Kims duale Strategie

Bessere Wirtschaft und mehr Atomwaffen

  • Olaf Standke
  • Lesedauer: 3 Min.

Die Sorge bei den Nachbarn war groß, der nordkoreanische Machthaber Kim Jong Un könnte den ersten Kongress seiner Arbeiterpartei seit 36 Jahren für eine erneute Demonstration vermeintlicher Stärke nutzen. Die südkoreanische Zeitung »Dong-a Ilbo« wusste zu berichten, dass ein weiterer, der dann fünfte Atomtest unmittelbar bevorstehe. Er fiel aus. Zumindest wurde BBC-Reporter Rupert Wingfield-Hayes wegen unerwünschter Berichterstattung festgesetzt und nach einem stundenlangen Verhör des Landes verwiesen. Und Pjöngjang bekräftigte den Willen zum Ausbau seiner nuklearen Arsenale.
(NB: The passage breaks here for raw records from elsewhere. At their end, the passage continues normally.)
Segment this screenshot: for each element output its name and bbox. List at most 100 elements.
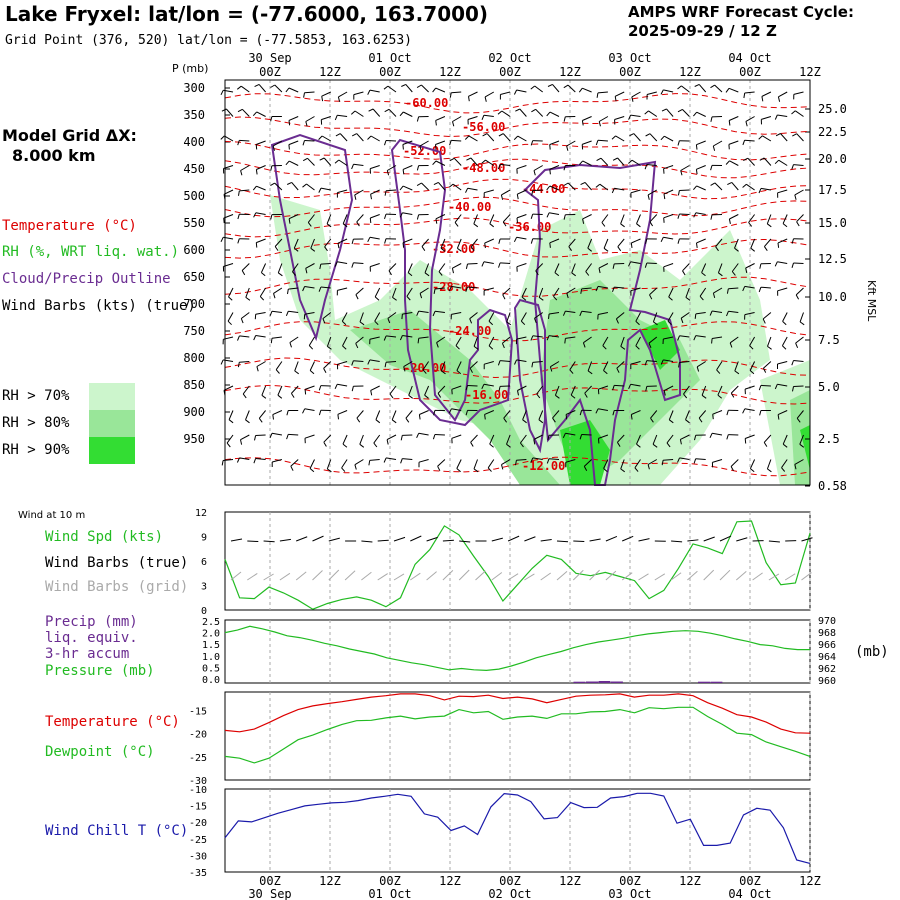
wind-barb-flag-467: [792, 386, 794, 392]
wind-barb-flag-162: [516, 194, 519, 200]
wind-barb-flag-247: [734, 247, 739, 252]
temp-panel-frame: [224, 691, 811, 781]
precip-bar-28: [573, 681, 586, 683]
cloud-outline-1: [390, 138, 514, 427]
wind-barb-455: [598, 385, 609, 390]
wind-barb-flag-174: [710, 182, 716, 186]
wind-barb-flag-435: [277, 394, 283, 399]
wind-barb-336: [418, 310, 429, 313]
wind-barb-381: [565, 336, 576, 339]
kft-tick-0: 25.0: [818, 102, 847, 116]
wind-barb-flag-512: [359, 443, 365, 448]
wind-barb-196: [489, 214, 495, 224]
wind-barb-flag-340: [488, 320, 494, 326]
wind-barb-flag-90: [513, 135, 519, 141]
wind-barb-flag-245: [696, 242, 698, 248]
wind-barb-545: [309, 459, 315, 469]
wind-barb-flag-459: [663, 390, 666, 396]
wind-barb-309: [566, 287, 576, 294]
wind-barb-10: [387, 85, 397, 93]
wind-barb-flag-449: [498, 386, 501, 392]
wind-barb-flag-309: [566, 293, 569, 299]
wind-barb-flag-563: [603, 468, 608, 473]
wind-barb-flag-128: [549, 169, 551, 175]
wind-barb-flag-522: [520, 442, 524, 448]
wind-barb-471: [272, 410, 283, 416]
pressure-ytick-5: 960: [818, 676, 836, 687]
sfc-barb-true-24: [622, 535, 634, 542]
wind-barb-565: [634, 459, 641, 469]
wind-barb-flag-188: [356, 221, 360, 227]
wind-barb-84: [419, 140, 429, 147]
wind-barb-flag-176: [742, 183, 747, 188]
wind-barb-flag-566: [647, 464, 650, 470]
sfc-barb-grid-2: [263, 573, 274, 581]
wind-barb-flag-407: [403, 366, 406, 372]
legend-rh80-swatch: [89, 410, 135, 437]
wind-barb-flag-353: [694, 313, 697, 319]
wind-barb-452: [554, 385, 560, 396]
wind-barb-flag-81: [367, 135, 372, 140]
wind-barb-flag-538: [782, 443, 788, 448]
wind-barb-41: [305, 116, 315, 122]
wind-barb-flag-149: [302, 183, 307, 188]
wind-barb-flag-431: [791, 360, 794, 366]
wind-barb-flag-485: [503, 417, 508, 423]
wind-barb-153: [370, 189, 380, 195]
wind-barb-342: [520, 312, 527, 322]
sfc-barb-grid-18: [524, 573, 535, 581]
wind-barb-231: [470, 238, 478, 248]
wind-barb-9: [369, 89, 380, 93]
wind-barb-flag-153: [370, 194, 372, 200]
wind-barb-flag-501: [759, 410, 762, 416]
wind-barb-27: [663, 89, 674, 93]
wind-barb-flag-305: [502, 294, 506, 300]
wind-barb-flag-61: [628, 114, 632, 120]
wind-barb-330: [322, 312, 332, 319]
wind-barb-flag-171: [663, 194, 666, 200]
wind-barb-411: [469, 361, 478, 369]
wind-barb-176: [746, 183, 755, 191]
wind-barb-422: [646, 360, 657, 362]
wind-barb-flag-116: [351, 164, 354, 170]
wind-barb-459: [663, 385, 674, 392]
cloud-outline-2: [523, 160, 681, 486]
wind-barb-127: [533, 165, 543, 171]
wind-barb-37: [242, 108, 250, 117]
wind-barb-392: [749, 336, 756, 346]
wind-barb-56: [549, 111, 560, 117]
precip-ytick-4: 0.5: [202, 663, 220, 674]
wind-ytick-6: 6: [201, 557, 207, 568]
wind-barb-flag-220: [293, 247, 299, 252]
wind-barb-flag-514: [386, 439, 389, 445]
wind-barb-flag-275: [598, 267, 601, 274]
wind-barb-446: [451, 385, 462, 390]
wind-barb-flag-550: [383, 457, 387, 463]
wind-barb-flag-481: [433, 410, 436, 416]
wind-barb-flag-504: [226, 442, 231, 448]
top-hour-5: 12Z: [559, 65, 581, 79]
wind-barb-154: [385, 189, 397, 192]
sfc-barb-grid-32: [752, 572, 763, 581]
wind-barb-flag-355: [726, 311, 729, 317]
wind-barb-flag-529: [636, 443, 641, 448]
wind-barb-flag-70: [774, 114, 778, 120]
wind-barb-flag-96: [611, 135, 616, 140]
wind-ytick-12: 12: [195, 508, 207, 519]
wind-barb-flag-88: [482, 133, 488, 137]
wind-barb-11: [405, 84, 413, 93]
wind-barb-21: [567, 84, 576, 93]
wind-barb-71: [795, 110, 804, 117]
wind-barb-flag-15: [468, 96, 470, 102]
wind-barb-424: [679, 361, 690, 363]
wind-barb-flag-278: [644, 262, 648, 268]
wind-barb-flag-1: [236, 85, 242, 90]
wind-barb-15: [468, 91, 478, 97]
wind-barb-363: [271, 336, 282, 339]
wind-barb-flag-271: [535, 270, 539, 276]
wind-barb-flag-448: [481, 384, 485, 390]
wind-barb-flag-133: [628, 159, 633, 164]
wind-barb-498: [712, 410, 723, 415]
legend-wind-barbs: Wind Barbs (kts) (true): [2, 298, 196, 314]
wind-barb-flag-185: [307, 222, 312, 227]
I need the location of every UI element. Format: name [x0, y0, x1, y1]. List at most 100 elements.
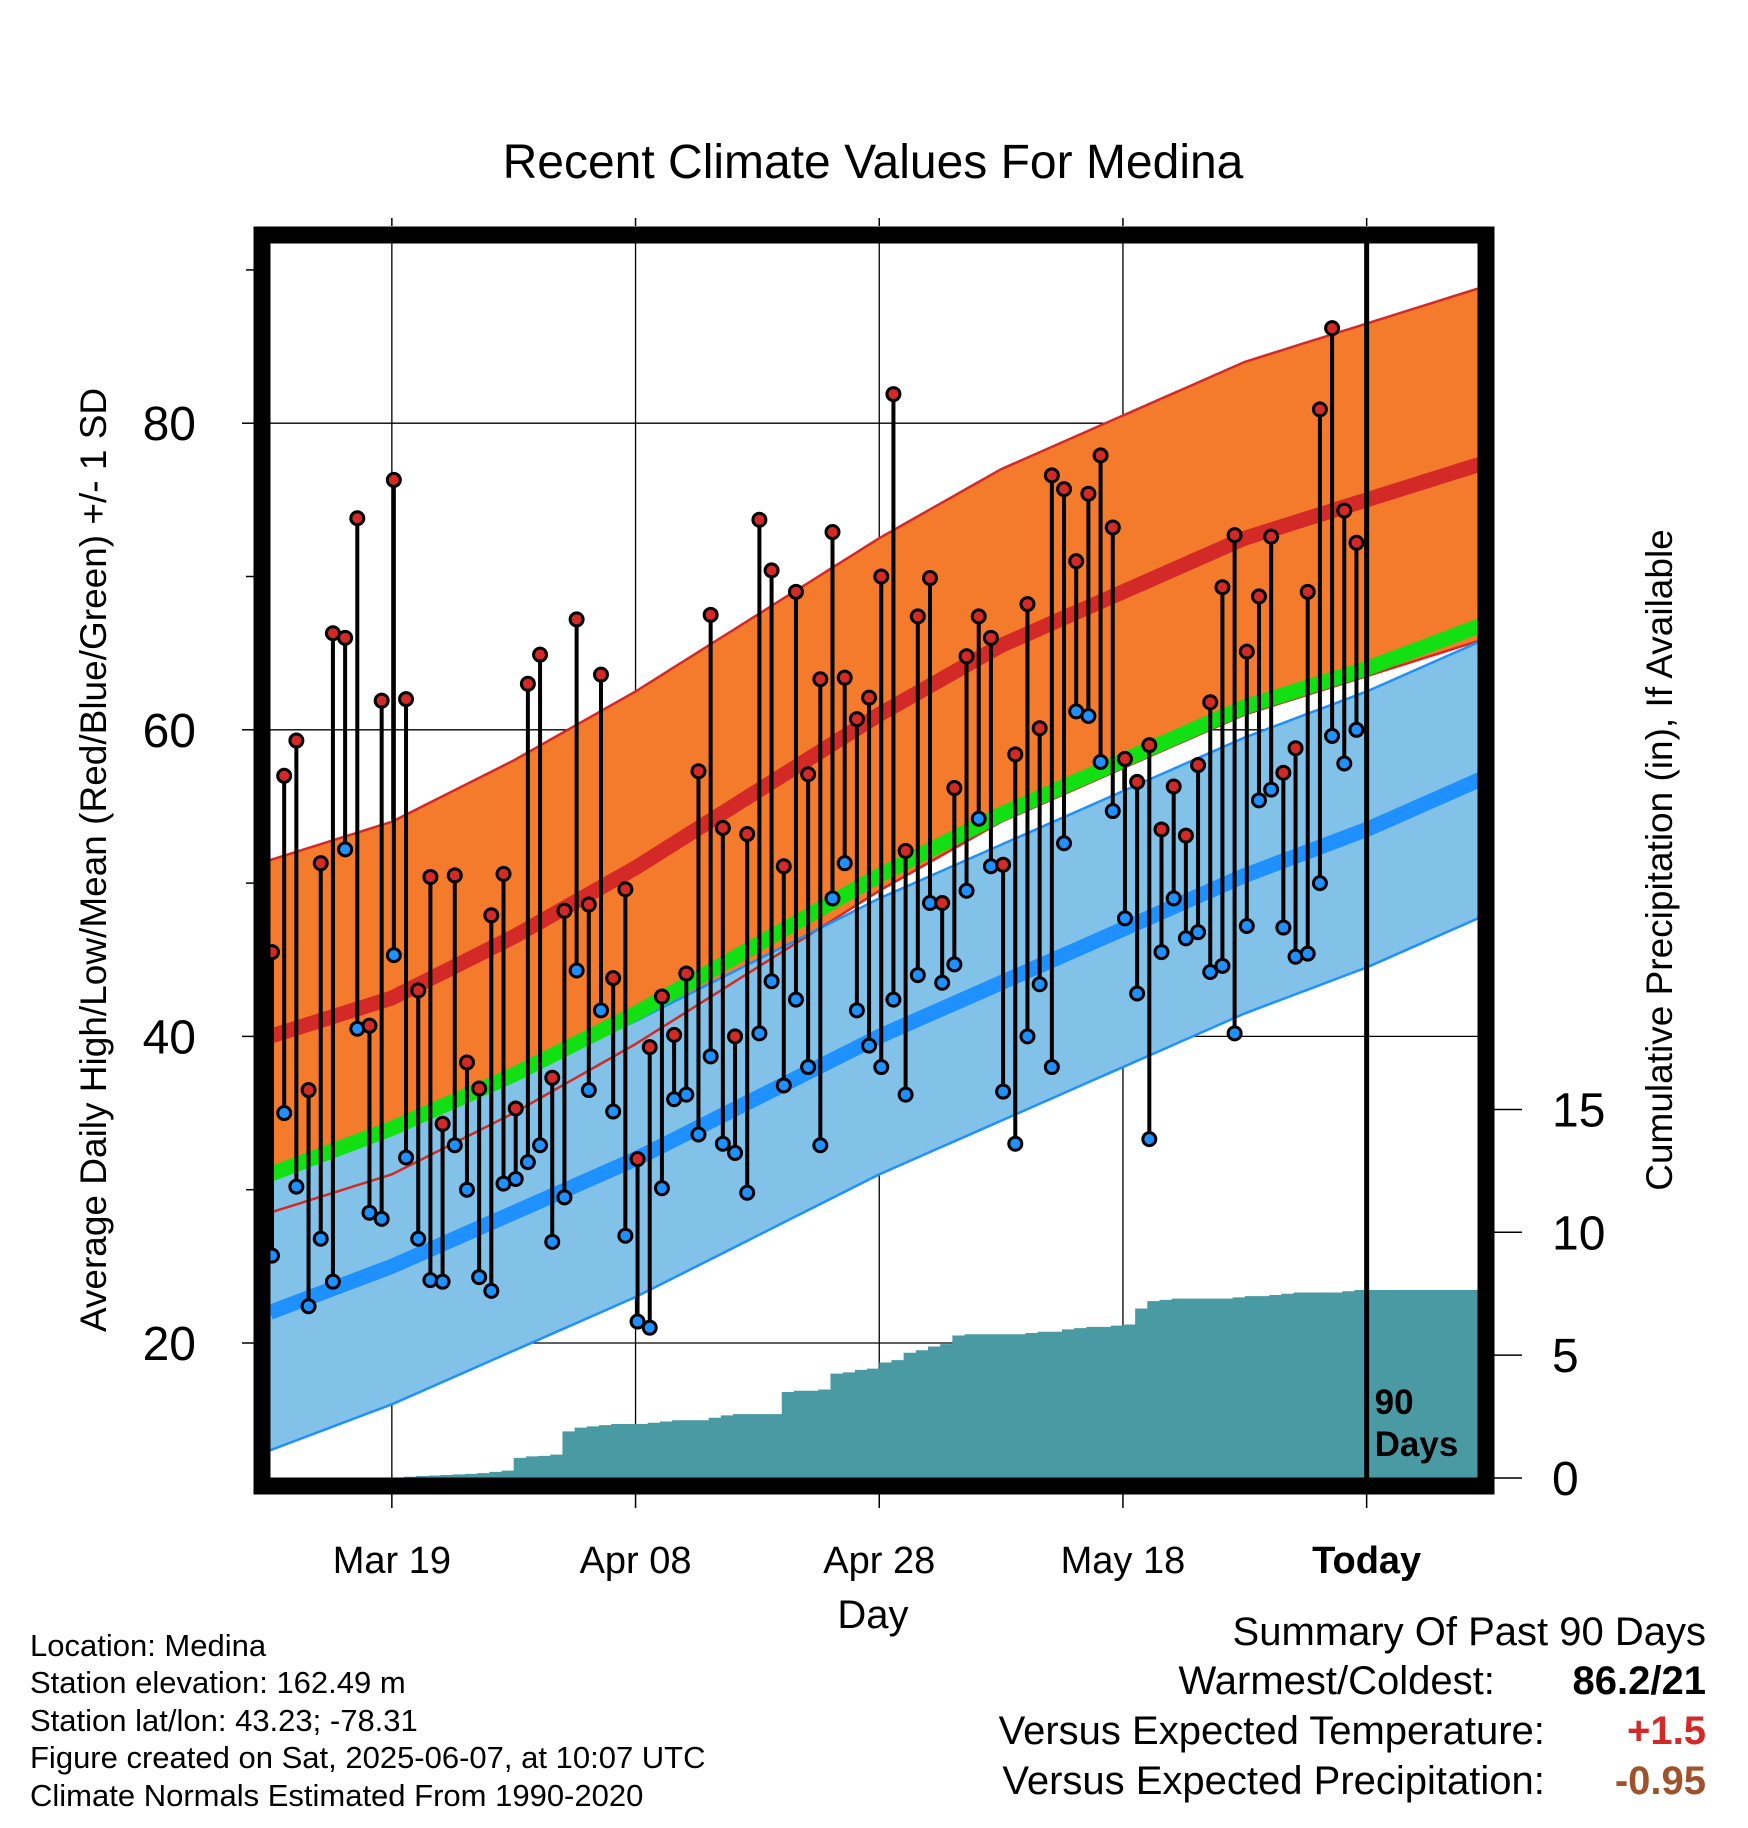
daily-high-point: [1226, 527, 1243, 544]
daily-low-point: [617, 1227, 634, 1244]
daily-high-point: [1177, 827, 1194, 844]
daily-high-point: [1287, 740, 1304, 757]
high-sd-band: [270, 288, 1478, 1213]
daily-low-point: [1019, 1028, 1036, 1045]
daily-high-point: [507, 1100, 524, 1117]
daily-high-point: [1250, 588, 1267, 605]
daily-low-point: [1177, 930, 1194, 947]
daily-high-point: [666, 1026, 683, 1043]
daily-high-point: [1141, 737, 1158, 754]
daily-low-point: [1190, 924, 1207, 941]
daily-low-point: [568, 962, 585, 979]
daily-low-point: [1129, 985, 1146, 1002]
footer-elevation: Station elevation: 162.49 m: [30, 1665, 406, 1700]
daily-high-point: [1263, 528, 1280, 545]
y-right-tick-label: 5: [1552, 1330, 1579, 1383]
x-tick-label: Today: [1312, 1540, 1421, 1582]
daily-low-point: [873, 1059, 890, 1076]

Die Atomstreitmacht des Landes, so der Parteitag, solle »in Qualität und Quantität« gestärkt werden, wie die staatliche Nachrichtenagentur KCNA am Montag berichtete.

Das Gremium folgte damit wenig überraschend dem ersten Mann im Staate. Parteivorsitzender Kim Jong Un hatte zuvor in einer Grundsatzrede die »strategische Line« bekräftigt, »den wirtschaftlichen Aufbau und die Schaffung einer Atomstreitmacht voranzutreiben«. Diese propagierte duale Entwicklung, die im neuen Fünfjahrplan ökonomisch vor allem auf die Verbesserung der schlechten Stromversorgung und eine existenziell notwendige Produktionssteigerung in Landwirtschaft und Leichtindustrie orientiert, wird in Pjöngjang als Byongjin-Politik bezeichnet. Zugleich beschloss der Parteitag die von Kim Jong Un vorgegebene Nukleardoktrin, Kernwaffen nur dann einzusetzen, wenn die Souveränität des Landes durch andere Atomwaffenstaaten bedroht werde. Das ist eine deutliche Veränderung der Tonlage, hatte man doch zuletzt mit atomaren Erstschlägen gegen die USA oder Südkorea gedroht.

Das Zentralkomitee legte bereits 2013 fest, dass der Besitz von Kernwaffen gesetzlich verankert werden müsse. In seiner Verfassung bezeichnet sich das Land nunmehr als »Atommacht« - was Südkorea, wie die Regierung in Seoul ihrerseits am Wochenende bekräftigte, nicht anerkennen werde. Pjöngjang argumentiert, es brauche die Atomwaffen, um sich gegen Bedrohungen durch die USA zu schützen. Zuletzt sorgten die jährlichen Frühjahrsmanöver in Südkorea unter Teilnahme von 17 000 US-Soldaten - so viele wie noch nie - für massiven Unmut.

Das renommierte Stockholmer Friedensforschungsinstitut SIPRI geht davon aus, dass Pjöngjang inzwischen über sechs bis acht nukleare Sprengköpfe verfügt. Mehrere Raketentests zeigen, dass zudem zielstrebig an den notwendigen Trägersystemen gearbeitet wird. Die bisherigen Atomtests haben zu scharfen Sanktionen durch den UN-Sicherheitsrat und Washington geführt. Gleichzeitig aber verweigern eine Reihe von Staaten nach wie vor die Ratifizierung des Atomteststoppvertrages, dem sich nicht nur Nordkorea verweigert, sondern auch China, Indien, Pakistan, Israel, Iran, Ägypten - und die USA. Die Vereinten Nationen drängten nachdrücklich auf einen weltweiten und vertraglich gesicherten Verzicht auf Atomtests, so UN-Generalsekretär Ban Ki Moon. Ohne kann auch die vor 20 Jahren vereinbarte UN-Behörde zur Überwachung des internationalen Kernwaffenteststopp-Abkommens (CTBTO) ihre Arbeit nicht offiziell aufnehmen.